Malika Domrane : Je n’ai pas connu Matoub dans les années 1970. Par contre, je l’ai rencontré pour la première fois durant l’année scolaire 1968 -1969 alors que j’étais en classe de 6e au collège d’At-Douala. Il était également en 6e dans une autre classe. Jusque-là je ne le connaissais pas car moi-même je fréquentais l’école primaire chez les Sœurs et lui chez les Pères-Blancs. C’était un garçon gentil, agréable de contact. Il allait vers les autres et engageait facilement la conversation, en particulier sur ses sujets de prédilection, comme par exemple la chasse aux oiseaux : il aimait tendre les pièges aux étourneaux et revenait satisfait de la bonne prise. Je me rappelle qu’il donnait dans la cour de récréation les coups de boule aux garçons qui cherchaient la bagarre. Maintenant, je peux dire qu’il n’y a pas que Zidane qui est connu pour ses coups de boule. Je ne conteste ni l’attitude de l’un ni celle de l’autre, bien au contraire j’approuve si cela est leur manière de se défendre contre les insultes et les invectives.

A la fin de l’année scolaire de ladite classe de sixième, je fus choisie par les professeurs pour chanter, la porte était ouverte aux autres élèves venus m’écouter et m’applaudir : Matoub, le petit garçon était présent.

Malgré sa disparition tragique, Lounès demeure à travers son œuvre et son combat, selon vous, quel est le secret de cette longévité?

Matoub était généreux, sincère, naïf, sensible, entier, attachant, orgueilleux, sage, méticuleux, convaincu et visionnaire.

Matoub était un militant. Matoub était poète. Matoub était artiste. Matoub c’était tout ça, et ce sera tout ça. Quiconque voudrait changer quelque chose ne changera que lui même.

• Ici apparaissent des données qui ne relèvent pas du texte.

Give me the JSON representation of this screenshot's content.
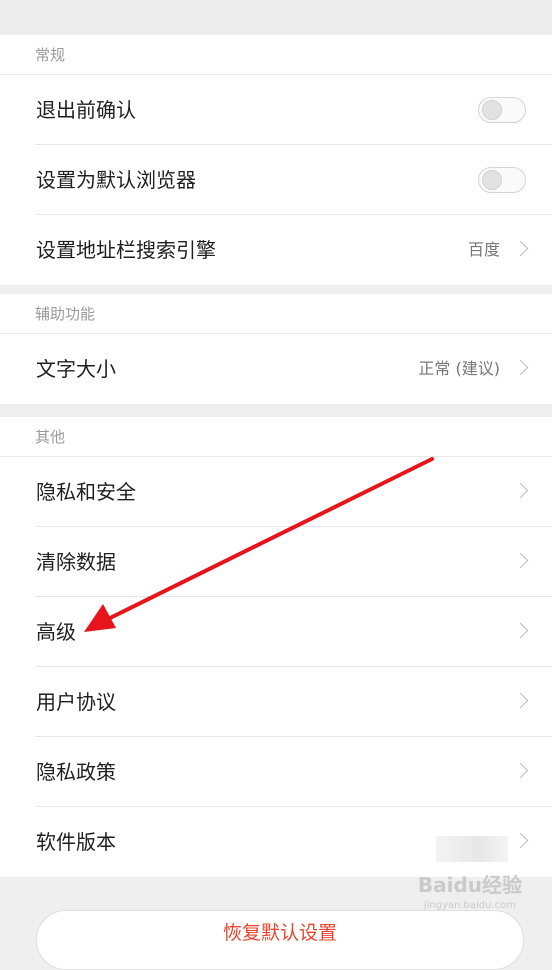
{
  "sections": {
    "general": {
      "header": "常规",
      "items": [
        {
          "label": "退出前确认",
          "control": "toggle",
          "checked": false
        },
        {
          "label": "设置为默认浏览器",
          "control": "toggle",
          "checked": false
        },
        {
          "label": "设置地址栏搜索引擎",
          "value": "百度",
          "control": "chevron"
        }
      ]
    },
    "accessibility": {
      "header": "辅助功能",
      "items": [
        {
          "label": "文字大小",
          "value": "正常 (建议)",
          "control": "chevron"
        }
      ]
    },
    "other": {
      "header": "其他",
      "items": [
        {
          "label": "隐私和安全",
          "control": "chevron"
        },
        {
          "label": "清除数据",
          "control": "chevron"
        },
        {
          "label": "高级",
          "control": "chevron"
        },
        {
          "label": "用户协议",
          "control": "chevron"
        },
        {
          "label": "隐私政策",
          "control": "chevron"
        },
        {
          "label": "软件版本",
          "control": "chevron"
        }
      ]
    }
  },
  "reset_button": {
    "label": "恢复默认设置"
  },
  "annotation": {
    "color": "#e8141c",
    "points_to": "高级"
  },
  "watermark": {
    "text": "Baidu经验",
    "subtext": "jingyan.baidu.com"
  },
  "colors": {
    "accent": "#e8452c"
  }
}
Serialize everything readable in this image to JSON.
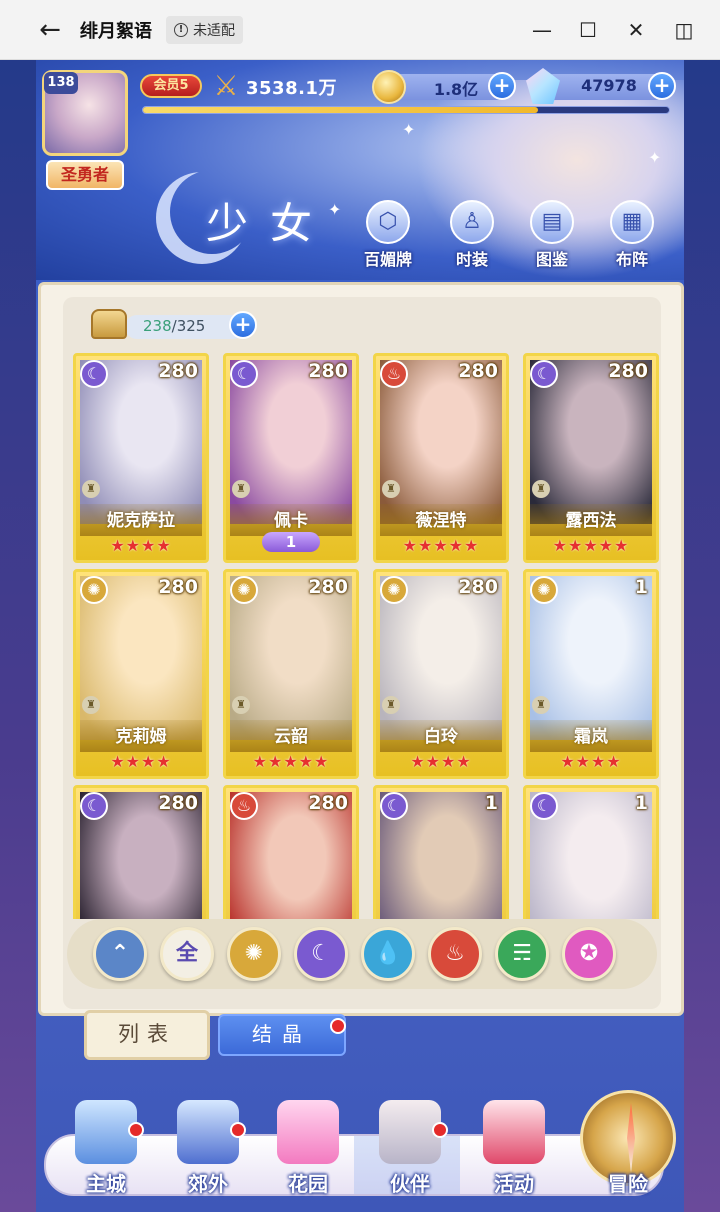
{
  "window": {
    "title": "绯月絮语",
    "badge": "未适配"
  },
  "header": {
    "level": "138",
    "player_title": "圣勇者",
    "vip": "会员5",
    "power": "3538.1万",
    "power_progress": 0.75,
    "gold": "1.8亿",
    "gems": "47978"
  },
  "section": {
    "title": "少女",
    "buttons": [
      {
        "label": "百媚牌",
        "icon": "card-deck-icon"
      },
      {
        "label": "时装",
        "icon": "costume-icon"
      },
      {
        "label": "图鉴",
        "icon": "book-icon"
      },
      {
        "label": "布阵",
        "icon": "formation-grid-icon"
      }
    ]
  },
  "capacity": {
    "current": "238",
    "max": "/325"
  },
  "colors": {
    "moon": "#7a5ad0",
    "light": "#d8a83a",
    "water": "#3aa6d8",
    "fire": "#d84a3a",
    "wind": "#3aa85a",
    "star": "#e05ac0"
  },
  "cards": [
    {
      "name": "妮克萨拉",
      "level": "280",
      "element": "moon",
      "stars": "★★★★",
      "art": [
        "#e9e6f2",
        "#8f8cb6"
      ]
    },
    {
      "name": "佩卡",
      "level": "280",
      "element": "moon",
      "stars": "",
      "pin": "1",
      "art": [
        "#f1cfd6",
        "#8a4aa0"
      ]
    },
    {
      "name": "薇涅特",
      "level": "280",
      "element": "fire",
      "stars": "★★★★★",
      "art": [
        "#f4d3c6",
        "#8a5a3a"
      ]
    },
    {
      "name": "露西法",
      "level": "280",
      "element": "moon",
      "stars": "★★★★★",
      "art": [
        "#c9b4be",
        "#2a2a3a"
      ]
    },
    {
      "name": "克莉姆",
      "level": "280",
      "element": "light",
      "stars": "★★★★",
      "art": [
        "#fbe6c0",
        "#d9b86a"
      ]
    },
    {
      "name": "云韶",
      "level": "280",
      "element": "light",
      "stars": "★★★★★",
      "art": [
        "#f1ddc6",
        "#b8aa86"
      ]
    },
    {
      "name": "白玲",
      "level": "280",
      "element": "light",
      "stars": "★★★★",
      "art": [
        "#f4eee8",
        "#b8b4bc"
      ]
    },
    {
      "name": "霜岚",
      "level": "1",
      "element": "light",
      "stars": "★★★★",
      "art": [
        "#eef3fb",
        "#a8c0e6"
      ]
    },
    {
      "name": "",
      "level": "280",
      "element": "moon",
      "stars": "",
      "art": [
        "#c8b0c0",
        "#2a2230"
      ]
    },
    {
      "name": "",
      "level": "280",
      "element": "fire",
      "stars": "",
      "art": [
        "#f2c8b8",
        "#b8302a"
      ]
    },
    {
      "name": "",
      "level": "1",
      "element": "moon",
      "stars": "",
      "art": [
        "#e2cbb6",
        "#6a5a7a"
      ]
    },
    {
      "name": "",
      "level": "1",
      "element": "moon",
      "stars": "",
      "art": [
        "#f4ecef",
        "#b8b4c8"
      ]
    }
  ],
  "filters": [
    {
      "icon": "wind-arrow-icon",
      "label": "",
      "color": "#5b86c8"
    },
    {
      "icon": "all-icon",
      "label": "全",
      "color": "#f3efe4"
    },
    {
      "icon": "light-icon",
      "label": "",
      "color": "#d8a83a"
    },
    {
      "icon": "moon-icon",
      "label": "",
      "color": "#7a5ad0"
    },
    {
      "icon": "water-icon",
      "label": "",
      "color": "#3aa6d8"
    },
    {
      "icon": "fire-icon",
      "label": "",
      "color": "#d84a3a"
    },
    {
      "icon": "wind-icon",
      "label": "",
      "color": "#3aa85a"
    },
    {
      "icon": "star-icon",
      "label": "",
      "color": "#e05ac0"
    }
  ],
  "tabs": {
    "list": "列表",
    "crystal": "结晶"
  },
  "nav": [
    {
      "label": "主城",
      "icon": "castle-icon",
      "dot": true
    },
    {
      "label": "郊外",
      "icon": "portal-icon",
      "dot": true
    },
    {
      "label": "花园",
      "icon": "heart-icon",
      "dot": false
    },
    {
      "label": "伙伴",
      "icon": "partner-icon",
      "dot": true
    },
    {
      "label": "活动",
      "icon": "gift-icon",
      "dot": false
    },
    {
      "label": "冒险",
      "icon": "compass-icon",
      "dot": false
    }
  ]
}
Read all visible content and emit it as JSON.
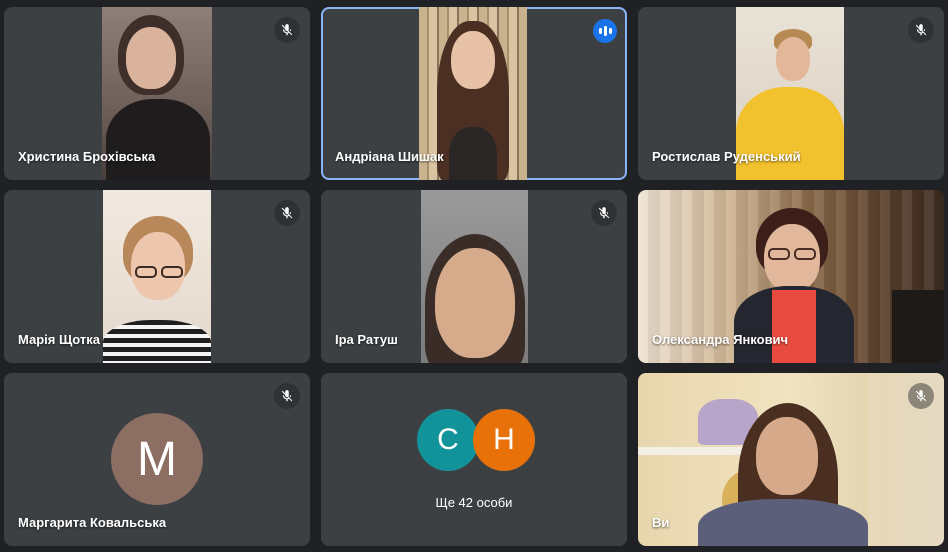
{
  "participants": [
    {
      "name": "Христина Брохівська",
      "muted": true
    },
    {
      "name": "Андріана Шишак",
      "speaking": true
    },
    {
      "name": "Ростислав Руденський",
      "muted": true
    },
    {
      "name": "Марія Щотка",
      "muted": true
    },
    {
      "name": "Іра Ратуш",
      "muted": true
    },
    {
      "name": "Олександра Янкович",
      "muted": false
    },
    {
      "name": "Маргарита Ковальська",
      "muted": true,
      "avatar_letter": "M",
      "avatar_color": "#8d6e63"
    },
    {
      "name": "Ви",
      "muted": true
    }
  ],
  "others": {
    "label": "Ще 42 особи",
    "avatars": [
      {
        "letter": "C",
        "color": "#12939a"
      },
      {
        "letter": "H",
        "color": "#e8710a"
      }
    ]
  },
  "colors": {
    "tile": "#3c4043",
    "background": "#202124",
    "active_outline": "#8ab4f8",
    "speaking_badge": "#1a73e8"
  }
}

Matoub ne changera pas et personne ne pourra le changer. Matoub n’est pas mort. Il ne mourra pas. Nul ne pourra le tu-es, ni le tu-hais.

Avez-vous déjà pensé à faire un duo avec lui, et si oui, pourquoi vous ne l’avez pas réalisé ?

Même si l’intention y était tant de son côté que du mien, nous n’avons pas chanté dans un vrai duo, bien que parfois nous nous soyons adonnés à chanter ensemble dans des occasions spéciales. Nous nous sommes donné la réplique lors d’un gala à la salle du Zénith de Paris en janvier 1995. De plus, de mon côté, j’étais sous contrat avec mon producteur, je ne pouvais donc me produire librement. Et enfin Matoub et moi-même, nous chantions dans des registres différents et dans des styles de musiques différentes. Donc nous ne pouvions nous rencontrer dans un duo. Ceci n’excuse pas celà, je pense que nous aurions pu, et même dû chanter en duo si les circonstances étaient favorables et si nous nous étions accordés pour donner l’importance et la valeur qu’aurait aujourd’hui une telle initiative. Je ne savais pas que ses jours étaient comptés. Je pensais qu’un jour je chanterai avec lui en duo et en réplique, des chansons nouvelles et des chansons anciennes dans une reprise de certains beaux chefs-d’œuvre. Malheureusement, le temps nous a contrariés. Je le regrette aujourd’hui et j’en suis la première désolée car en plus de la satisfaction personnelle, nous aurions satisfaits également les fans de la belle chanson kabyle.

Peut-être une anecdote ?

Lors d’un interrogatoire de police, présente, j’ai entendu Matoub répondre au commissaire:

«Connaissez-vous Kahina?

– Oui

– Qui est-elle?

– Une belle jeune femme.

– Que fait-elle?

– Elle combat les ennemis. C’est la grande reine des Berbères. Je l’ai rencontrée dans l’Histoire de mon pays. Depuis, je l’aime et je ne la quitte plus. » Le commissaire s’emporta et présenta un stylo pour la signature du PV. Matoub s’en saisit et signa son nom en lettres amazighs. Le policier fut fou de rage.